Gage County Emergency Management Director Lisa Wiegand previous told the board that the threshold to be considered for FEMA funding is $84,335.

Based on preliminary damage assessments, Gage County sustained $457,000 in damage while the city of Beatrice sustained $200,000 in damage for a total of $767,000.

The figures were based on several factors including damage to roads directly caused by flooding as well as overtime cost to law enforcement and other workers who put in extra hours following the flood.

Board chairman Erich Tiemann said Wiegand was setting up meetings where township officials could come to the courthouse and receive assistance with submitting the necessary forms to receive federal funds.

Additionally, Tiemann said the Holmesville blacktop road may receive repair funds due to the added traffic flow on the road when others were flooded.

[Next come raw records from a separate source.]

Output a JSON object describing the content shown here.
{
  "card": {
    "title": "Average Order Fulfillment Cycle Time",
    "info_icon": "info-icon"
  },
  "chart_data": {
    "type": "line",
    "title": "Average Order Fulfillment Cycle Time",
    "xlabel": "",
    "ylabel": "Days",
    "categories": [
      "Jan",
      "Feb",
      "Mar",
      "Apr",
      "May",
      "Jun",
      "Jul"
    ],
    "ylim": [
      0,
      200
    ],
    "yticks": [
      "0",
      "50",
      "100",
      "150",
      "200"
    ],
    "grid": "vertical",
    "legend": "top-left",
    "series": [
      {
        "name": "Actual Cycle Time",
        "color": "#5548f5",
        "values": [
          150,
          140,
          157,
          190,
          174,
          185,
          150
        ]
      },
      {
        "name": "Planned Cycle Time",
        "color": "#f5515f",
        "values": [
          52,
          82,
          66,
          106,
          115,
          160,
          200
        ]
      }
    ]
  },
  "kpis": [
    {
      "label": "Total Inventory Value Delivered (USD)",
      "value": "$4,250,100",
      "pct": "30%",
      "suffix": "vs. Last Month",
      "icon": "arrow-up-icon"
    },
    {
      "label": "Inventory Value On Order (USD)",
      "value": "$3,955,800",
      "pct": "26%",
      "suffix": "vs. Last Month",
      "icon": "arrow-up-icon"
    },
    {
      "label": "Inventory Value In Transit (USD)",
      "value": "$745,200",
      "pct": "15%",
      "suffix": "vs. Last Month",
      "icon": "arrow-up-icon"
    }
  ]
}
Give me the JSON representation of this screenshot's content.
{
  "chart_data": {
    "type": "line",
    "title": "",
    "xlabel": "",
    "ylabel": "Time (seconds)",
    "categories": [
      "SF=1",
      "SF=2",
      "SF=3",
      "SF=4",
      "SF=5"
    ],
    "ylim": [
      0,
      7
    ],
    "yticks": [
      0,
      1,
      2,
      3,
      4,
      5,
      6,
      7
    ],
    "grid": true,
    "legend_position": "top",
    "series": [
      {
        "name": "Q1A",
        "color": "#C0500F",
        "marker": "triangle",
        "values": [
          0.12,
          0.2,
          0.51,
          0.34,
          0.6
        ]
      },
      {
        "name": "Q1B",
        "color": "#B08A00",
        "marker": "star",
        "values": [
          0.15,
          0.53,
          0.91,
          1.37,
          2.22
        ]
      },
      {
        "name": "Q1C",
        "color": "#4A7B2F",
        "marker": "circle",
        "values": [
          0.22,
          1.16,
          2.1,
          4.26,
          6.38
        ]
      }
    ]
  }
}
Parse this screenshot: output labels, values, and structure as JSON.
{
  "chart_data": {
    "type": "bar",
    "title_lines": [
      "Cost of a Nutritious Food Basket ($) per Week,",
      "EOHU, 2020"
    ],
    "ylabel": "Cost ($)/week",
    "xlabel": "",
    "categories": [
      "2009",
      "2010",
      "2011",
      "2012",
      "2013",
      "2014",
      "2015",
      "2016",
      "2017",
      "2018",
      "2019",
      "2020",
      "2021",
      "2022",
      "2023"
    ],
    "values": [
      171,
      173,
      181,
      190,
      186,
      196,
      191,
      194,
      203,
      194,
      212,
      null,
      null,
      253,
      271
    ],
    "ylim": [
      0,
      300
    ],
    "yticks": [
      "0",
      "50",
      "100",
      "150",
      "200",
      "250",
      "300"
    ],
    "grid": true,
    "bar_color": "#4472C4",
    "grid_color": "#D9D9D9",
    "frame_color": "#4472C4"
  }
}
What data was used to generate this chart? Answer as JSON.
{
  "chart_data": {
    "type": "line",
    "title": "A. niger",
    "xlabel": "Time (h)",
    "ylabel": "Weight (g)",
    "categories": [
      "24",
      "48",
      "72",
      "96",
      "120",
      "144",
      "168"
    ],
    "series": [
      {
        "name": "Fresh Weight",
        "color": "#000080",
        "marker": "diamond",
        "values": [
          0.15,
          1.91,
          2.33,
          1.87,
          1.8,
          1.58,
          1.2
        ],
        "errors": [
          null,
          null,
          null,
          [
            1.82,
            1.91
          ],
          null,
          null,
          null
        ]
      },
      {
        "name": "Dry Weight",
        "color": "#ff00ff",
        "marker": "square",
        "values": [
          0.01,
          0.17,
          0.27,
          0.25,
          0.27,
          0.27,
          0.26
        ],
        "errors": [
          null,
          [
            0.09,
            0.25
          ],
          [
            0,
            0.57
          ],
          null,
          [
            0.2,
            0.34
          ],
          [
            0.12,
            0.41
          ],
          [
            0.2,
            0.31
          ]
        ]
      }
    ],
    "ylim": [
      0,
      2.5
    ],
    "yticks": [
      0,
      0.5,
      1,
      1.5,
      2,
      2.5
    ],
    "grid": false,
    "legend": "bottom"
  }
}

“They said if we can show before and afters or push some information along to them, they thought that was a very good case for additional wear and tear because that road does not have a base like a highway,” Tiemann said. “It’s not made for that kind of traffic count.”

Tiemann said that all bridges and culverts that flood were inspected. Eight structures were determined to have damage, and four should qualify for federal funds.

“Galen went around with FEMA and looked at those,” Tiemann said. “Out of those eight, four were approved for reconstruction through this emergency. Four of them weren’t. Galen is trying to get these structures that have damage pushed through with these emergency dollars.”

Statewide, damage estimates are nearly $1.3 billion and include $439 million in infrastructure damage, $400 million in crop land damage and $440 million in animal loss.

About 2,000 miles of state roads -- roughly 20 percent of the entire state road system -- were been closed at one point or another.

The flooding started after a blizzard hit western Nebraska and brought heavy rain to eastern Nebraska. The storm caused record levels of flooding across Nebraska, South Dakota, Iowa and Minnesota.